This Curated List of Banned Words is Cray-Cray

"It's that most wonderful time of year / with curmudgeons all yelling / and everyone expelling / bad words with a sneer / it's that most wonderful time of the year!"

At the beginning of each year, if all the word nerds and syntax snobs have been good, Lake Superior State University (LSSU) gives us its List of Words Banished from the Queen's English for Mis-use, Over-use and General Uselessness.

This year was no different. On New Year's Eve 2014, LSSU curated its 39th list of much-hated words, and I'm re-curating it for the ninth year in a row. Or I was until a few minutes ago.


That's because "curated" made the list. It's a snooty, pretentious word for "collected" or "organized." Commonly referring to the job of museum collection organization, it's become the go-to marketing term that means "I copied other people's crap to look like I'm doing something useful." I see it a lot in my day job and I wish I could see less of it.

Maybe it will get buried under this year's polar vortex.

That's the fear-mongering word for "really cold weather," and it got the old ice axe as well.

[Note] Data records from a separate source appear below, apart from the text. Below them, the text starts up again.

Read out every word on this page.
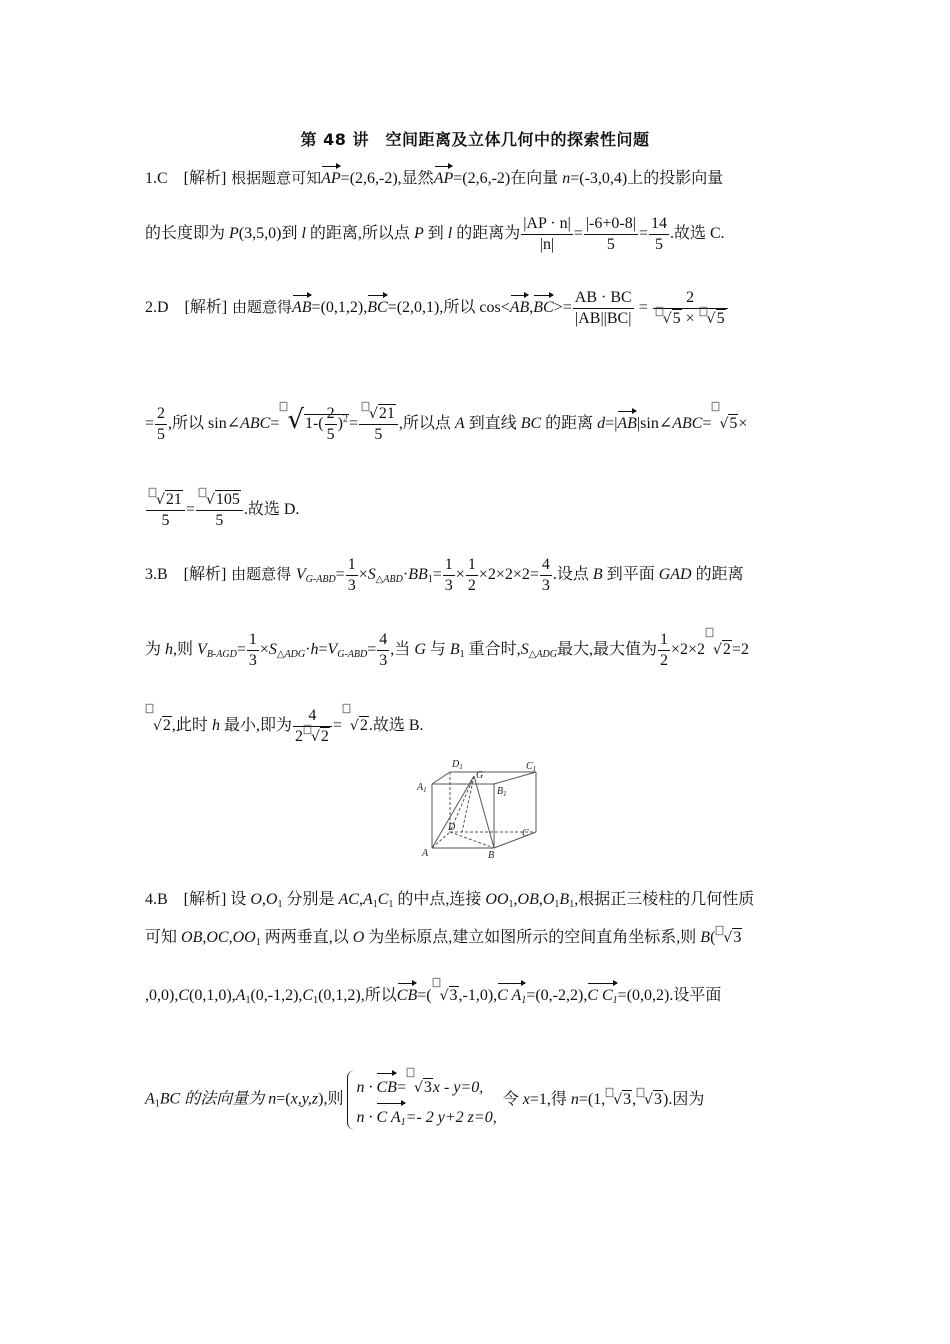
第 48 讲　空间距离及立体几何中的探索性问题
1.C　[解析] 根据题意可知AP=(2,6,-2),显然AP=(2,6,-2)在向量 n=(-3,0,4)上的投影向量
的长度即为 P(3,5,0)到 l 的距离,所以点 P 到 l 的距离为 $\frac{|AP \cdot n|}{|n|} = \frac{|-6+0-8|}{5} = \frac{14}{5}$ .故选 C.
2.D　[解析] 由题意得AB=(0,1,2),BC=(2,0,1),所以 $\cos<AB,BC>= \frac{AB \cdot BC}{|AB||BC|} = \frac{2}{√5 \times √5}$
= $\frac{2}{5}$ ,所以 sin∠ABC= $√1-( \frac{2}{5} )^2= \frac{√21}{5}$ ,所以点 A 到直线 BC 的距离 d=|AB|sin∠ABC= √5×
$\frac{√21}{5} = \frac{√105}{5}$ .故选 D.
3.B　[解析] 由题意得 $V_{G-ABD}= \frac{1}{3} \times S_{\triangle ABD}\cdot BB_1= \frac{1}{3} \times \frac{1}{2} \times 2\times 2\times 2= \frac{4}{3}$ .设点 B 到平面 GAD 的距离
为 h,则 $V_{B-AGD}= \frac{1}{3} \times S_{\triangle ADG}\cdot h=V_{G-ABD}= \frac{4}{3}$ ,当 G 与 $B_1$ 重合时$,S_{\triangle ADG}$最大,最大值为 $\frac{1}{2} \times 2\times 2$ √2=2
√2,此时 h 最小,即为 $\frac{4}{2 √2} = √2$.故选 B.
$D_1$
G
$C_1$
$A_1$	$B_1$
D
A	B
C
4.B　[解析] 设 $O,O_1$ 分别是 $AC,A_1C_1$ 的中点,连接 $OO_1,OB,O_1B_1$,根据正三棱柱的几何性质
可知 $OB,OC,OO_1$ 两两垂直,以 O 为坐标原点,建立如图所示的空间直角坐标系,则 B( √3
$,0,0),C(0,1,0),A_1(0,-1,2),C_1(0,1,2)$,所以CB=( √3,-1,0),C $A_1=(0,-2,2),C$ $C_1=(0,0,2)$.设平面
$A_1BC$ 的法向量为 n=(x,y,z),则
n · CB= √3x - y=0,
n · C $A_1=-$ 2 y+2 z=0,
令 x=1,得 n=(1, √3, √3).因为
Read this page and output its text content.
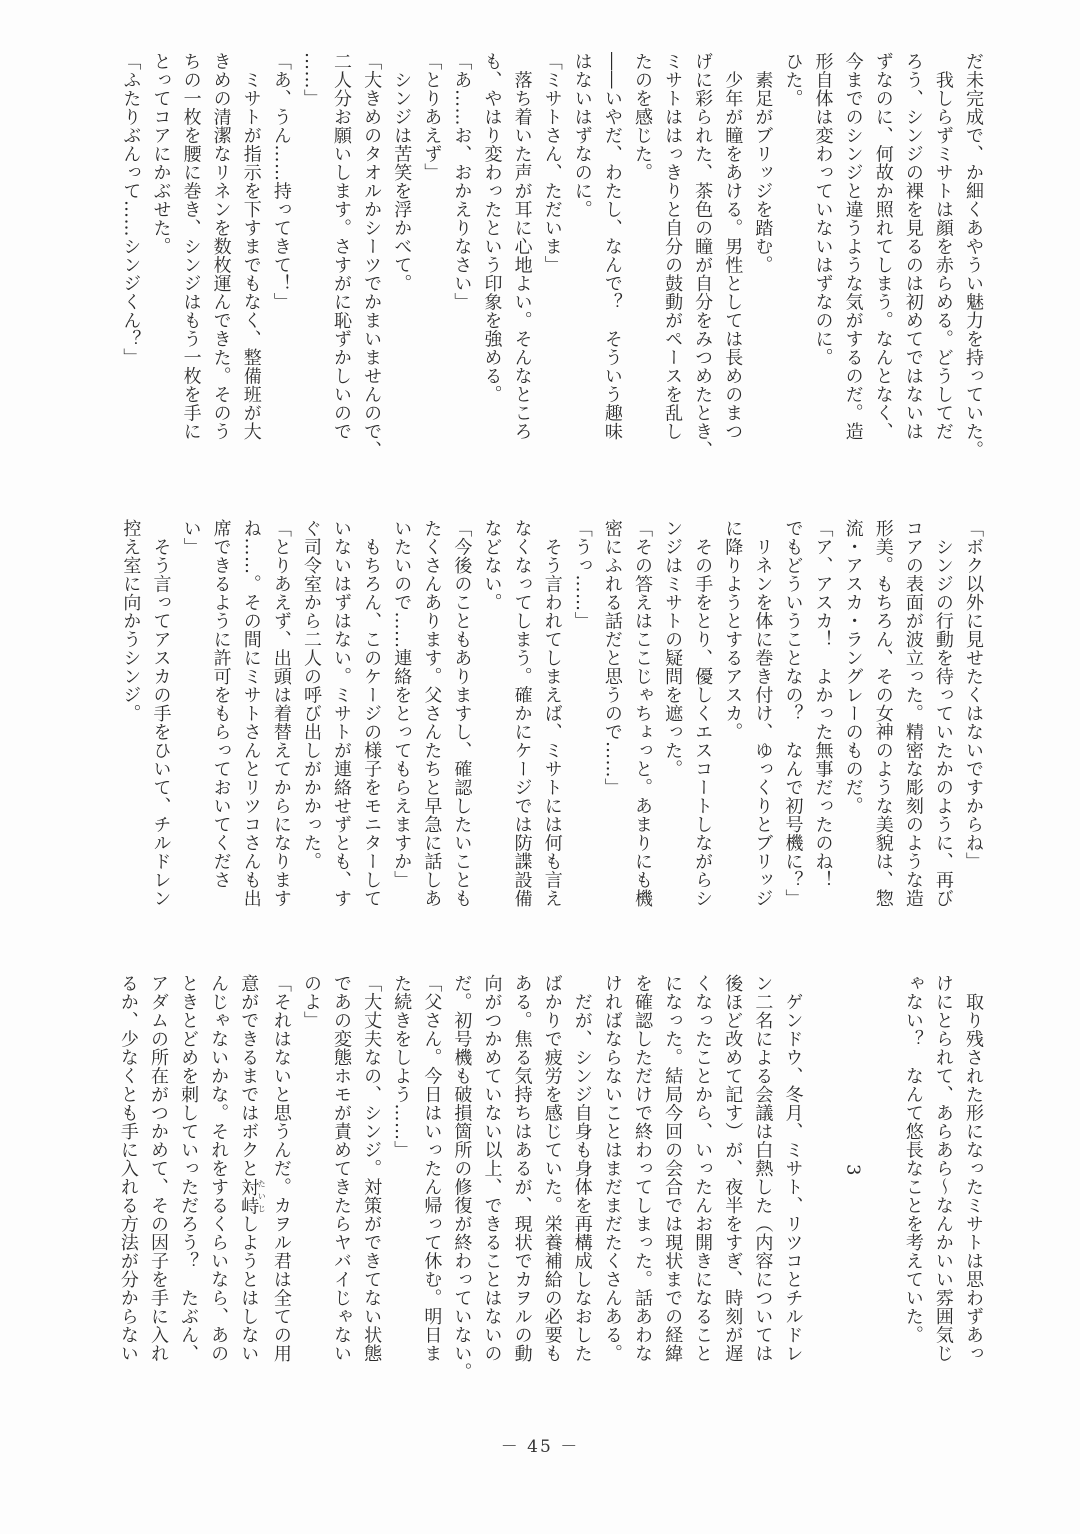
だ未完成で、か細くあやうい魅力を持っていた。
　我しらずミサトは顔を赤らめる。どうしてだ
ろう、シンジの裸を見るのは初めてではないは
ずなのに、何故か照れてしまう。なんとなく、
今までのシンジと違うような気がするのだ。造
形自体は変わっていないはずなのに。
ひた。
　素足がブリッジを踏む。
　少年が瞳をあける。男性としては長めのまつ
げに彩られた、茶色の瞳が自分をみつめたとき、
ミサトははっきりと自分の鼓動がペースを乱し
たのを感じた。
――いやだ、わたし、なんで？　そういう趣味
はないはずなのに。
「ミサトさん、ただいま」
　落ち着いた声が耳に心地よい。そんなところ
も、やはり変わったという印象を強める。
「あ……お、おかえりなさい」
「とりあえず」
　シンジは苦笑を浮かべて。
「大きめのタオルかシーツでかまいませんので、
二人分お願いします。さすがに恥ずかしいので
……」
「あ、うん……持ってきて！」
　ミサトが指示を下すまでもなく、整備班が大
きめの清潔なリネンを数枚運んできた。そのう
ちの一枚を腰に巻き、シンジはもう一枚を手に
とってコアにかぶせた。
「ふたりぶんって……シンジくん？」
「ボク以外に見せたくはないですからね」
　シンジの行動を待っていたかのように、再び
コアの表面が波立った。精密な彫刻のような造
形美。もちろん、その女神のような美貌は、惣
流・アスカ・ラングレーのものだ。
「ア、アスカ！　よかった無事だったのね！
でもどういうことなの？　なんで初号機に？」
　リネンを体に巻き付け、ゆっくりとブリッジ
に降りようとするアスカ。
　その手をとり、優しくエスコートしながらシ
ンジはミサトの疑問を遮った。
「その答えはここじゃちょっと。あまりにも機
密にふれる話だと思うので……」
「うっ……」
　そう言われてしまえば、ミサトには何も言え
なくなってしまう。確かにケージでは防諜設備
などない。
「今後のこともありますし、確認したいことも
たくさんあります。父さんたちと早急に話しあ
いたいので……連絡をとってもらえますか」
　もちろん、このケージの様子をモニターして
いないはずはない。ミサトが連絡せずとも、す
ぐ司令室から二人の呼び出しがかかった。
「とりあえず、出頭は着替えてからになります
ね……。その間にミサトさんとリツコさんも出
席できるように許可をもらっておいてくださ
い」
　そう言ってアスカの手をひいて、チルドレン
控え室に向かうシンジ。
　取り残された形になったミサトは思わずあっ
けにとられて、あらあら～なんかいい雰囲気じ
ゃない？　なんて悠長なことを考えていた。

3

　ゲンドウ、冬月、ミサト、リツコとチルドレ
ン二名による会議は白熱した（内容については
後ほど改めて記す）が、夜半をすぎ、時刻が遅
くなったことから、いったんお開きになること
になった。結局今回の会合では現状までの経緯
を確認しただけで終わってしまった。話あわな
ければならないことはまだまだたくさんある。
　だが、シンジ自身も身体を再構成しなおした
ばかりで疲労を感じていた。栄養補給の必要も
ある。焦る気持ちはあるが、現状でカヲルの動
向がつかめていない以上、できることはないの
だ。初号機も破損箇所の修復が終わっていない。
「父さん。今日はいったん帰って休む。明日ま
た続きをしよう……」
「大丈夫なの、シンジ。対策ができてない状態
であの変態ホモが責めてきたらヤバイじゃない
のよ」
「それはないと思うんだ。カヲル君は全ての用
意ができるまではボクと対峙たいじしようとはしない
んじゃないかな。それをするくらいなら、あの
ときとどめを刺していっただろう？　たぶん、
アダムの所在がつかめて、その因子を手に入れ
るか、少なくとも手に入れる方法が分からない
－ 45 －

Now that TV meteorologists like needlessly frightening viewers too, "polar vortex" has become the fearsome word to describe when the temperature drops below 20.

According to LSSU, the word was submitted very early last year, when Kenneth Ross said, "Less than a week into the new year, and it's the most overused, meaningless word in the media."

Nice going, news media. You ruined a word in 1/52 of a year. That may be a new record, and you were the ones who gave us "fiscal cliff."

But LSSU got a jump on banning the word before anyone else (bae) when they burned a snowman named Mr. Polar Vortex during their annual Snowman Burning last spring.

I mention "bae" because that should have been burned too. It's used to describe your boyfriend or girlfriend. You put them "before anyone else," and use the word to aae — annoy everyone else.

It's so bad that S. Thoms of Sault Ste. Marie, Michigan said, "I heard someone refer to their ramen noodles as 'bae'!"

I can understand putting a fettuccine bolognese before anyone else, but ramen? Eww, have some self-respect! No foodie would eat ramen.

At least not anymore, now that "foodie" has been banned. If only we could ban the people who call themselves foodies.

We used to call them gourmands. But now, foodies like to take selfies (banned in 2014) with their winie and beerie friends, two terms coined by Randall Chamberlain of Traverse City, Michigan.

"I crave good sleep too, but that does not make me a sleepie," said Gradeon DeCamp of Elk Rapids, Michigan.

I suppose if you could find new techniques and methods for hacking your sleep, that might make you a sleepie. Except now "hack" is banned. Those things we called "tips" or "shortcuts" are called hacks. Life hacks, travel hacks, food hacks, sleep hacks, video game hacks. You name it, someone's got a hack for it.

Of course you don't need hacks if you have a good skill set to begin with. Which is actually just a term for "skills." Which we need to start using again since "skill set" got whacked.

"Skill set" is the term for people who don't know about plural words, like "skills." They use it to sound all impressive and business-y. But if business people want to be efficient, doubling the number of words to express an idea isn't very efficient.

In fact, it's downright cray-cray.

That's apparently what young people are saying when they mean "crazy." While not officially doubling the number of words, they're just doubling down on the first syllable instead, as in "my bae is cray-cray."

"Cray-cray." It just sounds annoying. Or is that "annoy-annoy?" (For the sake of accuracy, LSSU spelled it "cra-cra," but everyone else spells it "cray-cray," which is just nuts.)

The big takeaway from all this?

One, we're no longer allowed to say "takeaway." The word that means the big idea you learned, the thing that stood out for you has been taken away from us.

The other big takeaway? People aren't happy. We love to complain. I hate that "literally" is slowly changing to mean "figuratively," something LSSU didn't ban. (Come on, you guys!) Other people hate words like "cray-cray" and "bae" and "foodie." We just can't be happy, no matter what.

It's like the country is being covered by a grumpiness vortex.